2020 . . . what a year.
For so many of us, this year was hard. It was a year of loss. It was a year of isolation. It was a year of uncertainty. It was a year of frustration and helplessness, It was a year of grief.
While all of those adjectives above very accurately describe 2020, this year was also a year of discovery. It was a year of realization of what truly matters. And it was a year of love.
Allow me to explain.
This year brought a whole lot of togetherness with my family. To be honest, some days were great, while others were very hard. Some days felt like continuous showings of Groundhog’s Day . . . where we did the same things every day.
In the spring, with no school, we made it through home-school and some semblance of education in our house. Some days, I knocked it out of the park teaching my kids. Some days, I failed. But I learned that every day and every moment was a chance to start anew. It was a chance to re-center myself and put one foot in front of the other. While that time was very challenging, and tears were sometimes shed by mom and kids, it was also very rewarding. I saw resilience with my kids. I saw kindness. I saw compassion. And I saw fun.
We discovered new board and card games, we learned how to draw like one of our favorite authors, Mo Willems. We learned about zoo animals each day with the Cincinnati Zoo. We went on weekly family walks to parks and places we had never discovered before.
We did things we never would have done in a normal year.
We learned not to take each other for granted. We learned that even in isolation when things were hard and we got on each other’s nerves, that we were blessed to have each other. It was nice to have a slower paced life which in the past we sometimes wished for.
This year I discovered what was truly important.
If you are anything like me, social media, and more specifically Facebook, can be the greatest way to keep up on the world, but it can also be frustrating. Very recently, I have given up social media. Okay, I have not given it up completely . . . because so much of my life relies on social media to get the word out about what is happening and to find out information about groups and things I am involved with. However, I have cut way back.

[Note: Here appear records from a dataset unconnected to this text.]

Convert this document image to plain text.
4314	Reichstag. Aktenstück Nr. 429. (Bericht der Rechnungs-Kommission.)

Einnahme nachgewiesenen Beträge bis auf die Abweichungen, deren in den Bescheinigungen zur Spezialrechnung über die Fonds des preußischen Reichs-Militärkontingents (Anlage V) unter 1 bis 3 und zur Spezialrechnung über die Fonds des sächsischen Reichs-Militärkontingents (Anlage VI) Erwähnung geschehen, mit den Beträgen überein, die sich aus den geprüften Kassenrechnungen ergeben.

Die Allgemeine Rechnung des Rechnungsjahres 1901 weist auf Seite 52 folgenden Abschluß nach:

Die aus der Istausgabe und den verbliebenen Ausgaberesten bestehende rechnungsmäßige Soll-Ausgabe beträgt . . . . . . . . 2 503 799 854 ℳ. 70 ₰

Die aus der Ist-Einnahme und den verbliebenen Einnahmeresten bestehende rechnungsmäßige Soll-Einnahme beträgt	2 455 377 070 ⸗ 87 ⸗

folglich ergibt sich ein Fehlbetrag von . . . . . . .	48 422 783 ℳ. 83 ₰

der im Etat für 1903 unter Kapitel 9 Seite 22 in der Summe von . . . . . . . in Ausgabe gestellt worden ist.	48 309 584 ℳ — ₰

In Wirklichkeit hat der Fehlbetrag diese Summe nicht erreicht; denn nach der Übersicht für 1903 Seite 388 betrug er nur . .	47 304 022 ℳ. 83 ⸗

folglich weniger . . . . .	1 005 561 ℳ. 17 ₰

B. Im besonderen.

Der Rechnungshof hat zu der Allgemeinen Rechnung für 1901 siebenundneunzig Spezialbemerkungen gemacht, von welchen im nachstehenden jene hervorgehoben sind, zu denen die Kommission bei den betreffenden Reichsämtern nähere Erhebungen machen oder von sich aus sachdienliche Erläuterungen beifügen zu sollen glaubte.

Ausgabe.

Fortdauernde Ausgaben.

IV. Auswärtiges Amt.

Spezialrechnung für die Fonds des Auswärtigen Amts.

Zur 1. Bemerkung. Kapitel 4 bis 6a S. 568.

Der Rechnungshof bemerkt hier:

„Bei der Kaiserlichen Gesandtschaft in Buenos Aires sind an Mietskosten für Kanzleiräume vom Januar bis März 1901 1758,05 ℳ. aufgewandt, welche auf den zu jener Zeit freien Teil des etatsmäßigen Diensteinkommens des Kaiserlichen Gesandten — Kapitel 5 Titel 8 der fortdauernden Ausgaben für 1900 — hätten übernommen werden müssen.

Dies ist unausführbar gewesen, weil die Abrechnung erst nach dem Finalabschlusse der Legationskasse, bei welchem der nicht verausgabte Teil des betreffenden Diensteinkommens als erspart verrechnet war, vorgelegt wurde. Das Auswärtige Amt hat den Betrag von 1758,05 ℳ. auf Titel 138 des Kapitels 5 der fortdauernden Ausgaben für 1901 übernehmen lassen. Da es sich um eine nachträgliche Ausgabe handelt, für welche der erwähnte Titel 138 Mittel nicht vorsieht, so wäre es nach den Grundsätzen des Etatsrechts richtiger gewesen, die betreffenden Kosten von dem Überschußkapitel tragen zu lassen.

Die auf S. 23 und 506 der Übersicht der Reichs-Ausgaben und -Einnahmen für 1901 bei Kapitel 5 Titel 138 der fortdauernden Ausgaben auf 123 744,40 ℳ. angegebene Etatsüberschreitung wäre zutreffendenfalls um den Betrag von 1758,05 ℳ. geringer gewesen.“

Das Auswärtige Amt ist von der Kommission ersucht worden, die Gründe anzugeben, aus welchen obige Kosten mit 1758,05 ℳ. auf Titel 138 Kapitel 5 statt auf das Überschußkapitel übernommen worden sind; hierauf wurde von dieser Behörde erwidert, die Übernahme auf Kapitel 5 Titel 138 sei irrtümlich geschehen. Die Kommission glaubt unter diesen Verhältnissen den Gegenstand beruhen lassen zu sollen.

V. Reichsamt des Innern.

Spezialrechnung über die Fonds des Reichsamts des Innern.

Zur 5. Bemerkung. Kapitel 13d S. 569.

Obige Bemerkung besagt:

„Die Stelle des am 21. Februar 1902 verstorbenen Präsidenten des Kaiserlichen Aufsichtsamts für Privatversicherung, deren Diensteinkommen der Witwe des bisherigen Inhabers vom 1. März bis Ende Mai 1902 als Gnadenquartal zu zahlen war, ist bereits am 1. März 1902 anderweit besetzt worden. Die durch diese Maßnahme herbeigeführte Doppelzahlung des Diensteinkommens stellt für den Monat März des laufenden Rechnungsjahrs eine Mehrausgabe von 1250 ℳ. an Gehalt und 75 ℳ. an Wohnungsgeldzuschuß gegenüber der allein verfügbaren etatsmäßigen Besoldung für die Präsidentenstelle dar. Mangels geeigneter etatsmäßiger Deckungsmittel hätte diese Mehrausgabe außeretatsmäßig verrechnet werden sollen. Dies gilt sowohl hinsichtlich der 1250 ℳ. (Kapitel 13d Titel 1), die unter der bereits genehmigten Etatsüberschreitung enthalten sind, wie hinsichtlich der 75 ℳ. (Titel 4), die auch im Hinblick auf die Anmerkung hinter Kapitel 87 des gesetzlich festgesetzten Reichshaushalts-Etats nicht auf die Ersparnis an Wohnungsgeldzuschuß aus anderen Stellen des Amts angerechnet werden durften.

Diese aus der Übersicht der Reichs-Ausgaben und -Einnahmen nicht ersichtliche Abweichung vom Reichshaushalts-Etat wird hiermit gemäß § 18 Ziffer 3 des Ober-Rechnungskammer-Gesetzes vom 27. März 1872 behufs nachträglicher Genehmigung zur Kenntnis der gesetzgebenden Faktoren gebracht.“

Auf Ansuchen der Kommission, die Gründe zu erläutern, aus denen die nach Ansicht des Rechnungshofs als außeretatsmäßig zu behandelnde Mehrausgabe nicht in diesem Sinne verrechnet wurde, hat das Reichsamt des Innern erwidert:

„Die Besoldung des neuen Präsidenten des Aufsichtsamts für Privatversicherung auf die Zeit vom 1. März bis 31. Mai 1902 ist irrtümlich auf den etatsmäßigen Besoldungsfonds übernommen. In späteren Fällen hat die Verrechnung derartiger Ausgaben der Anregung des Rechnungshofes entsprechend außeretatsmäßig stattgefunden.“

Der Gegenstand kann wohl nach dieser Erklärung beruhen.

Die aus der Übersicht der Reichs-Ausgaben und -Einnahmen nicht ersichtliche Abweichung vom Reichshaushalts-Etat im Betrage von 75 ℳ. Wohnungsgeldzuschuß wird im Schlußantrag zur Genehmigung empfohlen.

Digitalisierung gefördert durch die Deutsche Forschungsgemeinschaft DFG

I took Facebook off of my phone. That may seem like a small thing. And while it is, it is a small thing that made a huge impact on my demeanor, on my attitude, and on my anxiousness. Toward the latter half of 2020, Facebook was just cluttered with people tearing each other down. People were judging others for whether or not they sent their kids back to school in-person this fall. On the same token, parents were judging other parents who opted to stay virtual. Then there was all of the mask debate. People on both sides of this issue were being downright mean to each other. These are people who are supposed friends. Whatever happened to listening to another person’s point of view and engaging in healthy debate?
Then there was the election. What a downright ugly time. People forgot that no matter who they voted for or identified with that there are more things that unite us than what divides us. They promoted hatred and would share information with no attention as to what the source was and whether or not it was actually true. With all of this, I had had enough.
I deleted Facebook from my phone.
I still check it from my computer, but I do not have the mindless scrolling that I used to. And you know what? I don’t really miss it. I feel happier and less stressed and anxious. There is plenty to still be anxious about in this year, but I do not have Facebook adding to that stress.
As I mentioned before, this year has been a year of isolation.
We had to be creative about finding ways to see people and be in touch with those we love. Zoom was great for that. In addition to that, I also felt like I was more intentional about sending emails, Marco Polos, and texts just to check in. We all want to feel that we are being thought of even when we can not be together. I cannot even begin to describe how awesome it felt when someone would send a text just because they were thinking of me. What a gift. This is something that I will continue to work at in this new year and when this pandemic is a thing of the past.
This year has taught me to celebrate the big things and the small things.
It has taught me to celebrate victories with each one of my kids when they accomplished something. We have tried to teach our kids that when you work had and really try, you will accomplish big things. I have tried to teach our kids that we can in fact do hard things. It has taught me to celebrate big even though the feat may seem small.
This year taught me about the importance of self-care.
This is an area that I am still struggling with. As a mom I am thinking about ways to take care of myself. I am trying so hard to keep everyone on track and at times am abandoning myself in the process. What I am realizing is that I can only be an effective mom if I am doing well. A wise friend recently shared with me that I can only be the best mom I can be if I take time to rejuvenate and spend time doing things for me. This is not something I am good at. I am a work in progress. This is a goal I have for the new year.
This year has been a year of reflection.
It has been a year of discovery of what truly matters. It has been a year of teaching and learning. Even though this year has been difficult, it has been a year of growth. As 2020 draws to a close, I invite you to reflect on your year.
What positive things came out of this hard year? How did you grow this year? What were the best things that happened to you this year? How did you overcome challenges? What are you most proud of? Think about those questions and realize that no feat is too small.
Every day is a new opportunity to do better and to start over. Every day is a new day to love well. Every day is a new day to lead with love. Even when the world feels heavy, there are still things to be grateful for and there are good things that are happening all around us.
Take time to notice those things and remember that we can do hard things.